In all it will probably take as little as 12 months for the new, incremental service to go from being a cutting edge premium service to being offered as part of a bundle, according to Graham Cobb, director of service delivery marketing, service delivery solutions, Telcordia.

However, it's a great strategy because it cuts down churn dramatically and, even better, attracts users from other networks - and it generates profit, which in a world of flat rates is a winner.

If you're the fourth entrant into a highly competitive market, as Oi is in Brazil, this is a really important factor. (This isn't restricted to developing economies either - only yesterday France asked for tenders for the last outstanding 3G licence to be awarded.)

Oi was the first GSM operator to launch in Brazil five years ago and now has 15 million subscribers. Recently, it has started to offer fixed, broadband and mobile - but with lots of variations on the usual theme.

For instance, Oi offer prepay fixed line, which has proved immensely popular because people pay what they can afford when they want to, while the operator's limits its exposure to bad debt.
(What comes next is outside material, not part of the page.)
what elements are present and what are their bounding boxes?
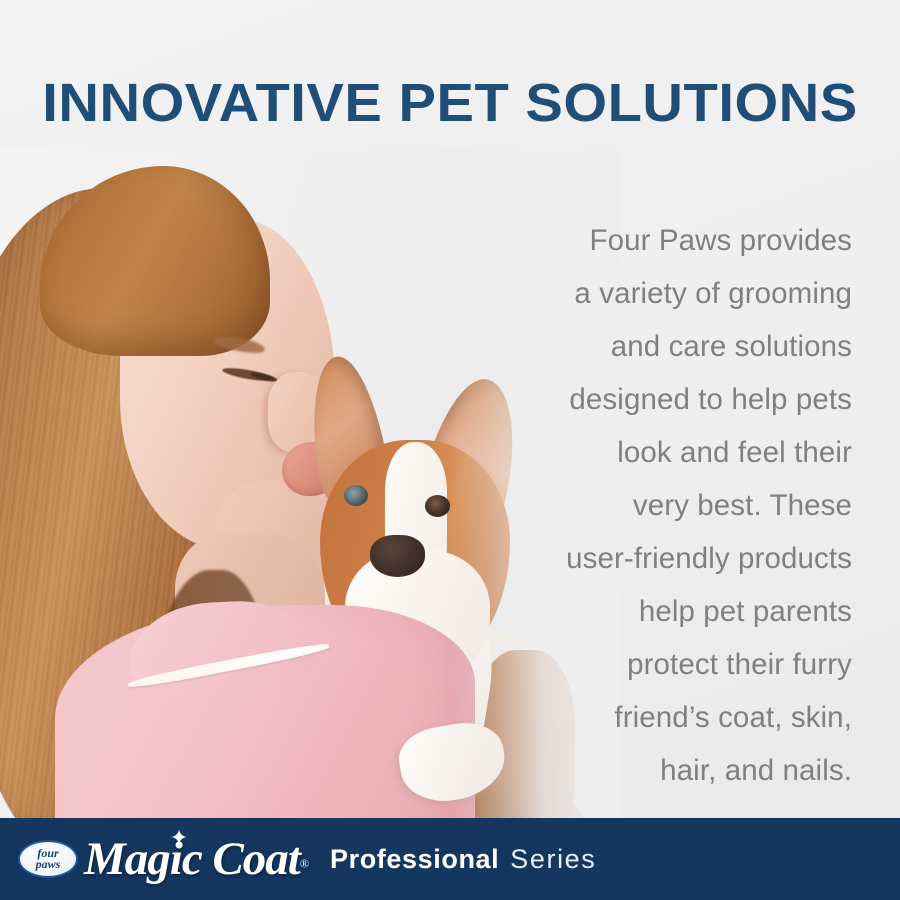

The most impressive wheeze though is that the operator offers an emergency credit facility for its prepay services - users simply send an SMS to apply for what is in effect a short term loan. When they top up their account, the loan is automatically paid, plus a 30% charge on the loan amount.

As Cobb says, "It isn't a sexy application, but it is used a great deal and highly profitable. Obviously not everyone is deemed eligible once the credit checking is done and Oi's competitors will all be offering this type of service within a few months at a lower rate, but that hybrid approach, offering prepay for fixed and mobile, no-one had thought of that before and up to 80% of Oi's new subscribers are opting for this."

Cobb accepts that this example wouldn't work in more developed economies, but it is right for Brazil where there are few credit cards in use and limited banking, so many, many millions of people haven't got a credit history. He says, "Customers get the services they want, Oi limits its exposure and keeps its cash flow healthy, and all the time it is building a database of information about its users that is very valuable to it."

Oi has extended the use of its money by phone facility further: you can use your mobile to pay a taxi fare or buy a newspaper. The beauty of using the SMS for authentication/payment validation is that there is no need to deploy expensive, specialist point of sale terminals or other equipment.

The downside of course is that this only works between Oi customers (so the cab driver and shop keeper have to have Oi handsets too), but the service is so popular, it's worth them becoming Oi customers.

 

Cobb says, "The trick is to create new, real-time services running on existing platforms. These applications have been built by an on-site Telcordia team at Oi's offices, based on off-the-shelf policies in the local language - Portuguese."

True, Oi has used the Telcordia service platform from the beginning, and of course, not many larger, older operators have such a relatively straight-forward set-up, rather their BSS/OSS are Frankensteins, with bits bolted on all over the place and hundreds if not thousands of interfaces to tangle with.

But grappling with real-time information on prepay users is a particularly nasty nettle that will have to be grasped by all operators, sooner rather than later if they are to exploit the golden seam of quick to market, highly profitable, incremental services.